Fed’s favored inflation gauge accelerates slightly in August



  The Federal Reserve’s favored inflation gauge accelerated slightly in August from a year earlier.

The Commerce Department reported Friday that its personal consumption expenditures (PCE) price index was up 2.7% in August from a year earlier, a tick higher from a 2.6% year-over-year increase in July and the highest since February.

Excluding volatile food and energy prices, so-called core PCE inflation showed a 2.9% increase in prices from August 2024, the same as in July. The increases were what forecasters had expected.

Prices rose 0.3% from July, compared to a 0.2% increase the month before.
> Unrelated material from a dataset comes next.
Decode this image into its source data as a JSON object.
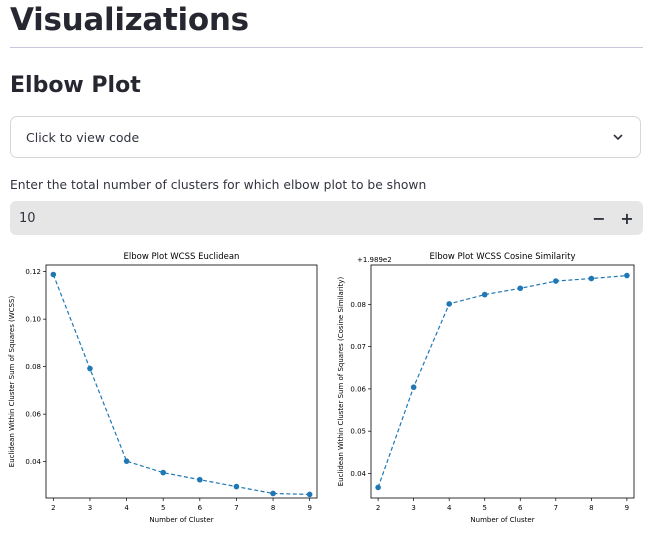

Core prices rose 0.2%, the same as in July.

Separately, the report showed that inflation-adjusted consumer spending rose a healthy 0.4% from July, the same as the month before, largely on a 0.7% increase in spending for goods; spending on services such as travel and dining out rose just 0.2%.

“The resilience of the US consumer was on show once again,’' Michael Pearce of Oxford Economics wrote, though he cautioned that spending ”is being driven by households at the top of the income distribution.’'

Incomes rose 0.4%, the same as the month before inflation. Income for the self-employed and business owners rose 0.9% for the second straight month. Wages and salaries rose 0.3% from July, dipping from a 0.5% increase the month before.



Inflation has come down since rising prices prompted the Fed to raise its benchmark interest rate 11 times in 2022 and 2023. But annual price gains remain stubbornly above the central bank’s 2% target.

Last week, the Fed went ahead and reduced the rate for the first time this year, lowering borrowing costs to help a deteriorating U.S. job market. But it’s been cautious about cutting, waiting to see what impact President Donald Trump’s tariffs have on imports and inflation, and the broader economy.

For months, Trump has relentlessly pushed the Fed to lower rates more aggressively, calling Fed Chair Jerome Powell “Too Late” and a “moron” and arguing that there is “no inflation.”



Last month, Trump sought to fire Lisa Cook, a member of the Fed’s governing board, in an effort to gain greater control over the central bank. She has challenged her dismissal in court, and the Supreme Court will decide whether she can stay on the job while the case goes through the judicial system.

The Fed tends to favor the PCE inflation gauge that the government issued Friday over the better-known consumer price index. The PCE index tries to account for changes in how people shop when inflation jumps. It can capture, for example, when consumers switch from pricier national brands to cheaper store brands.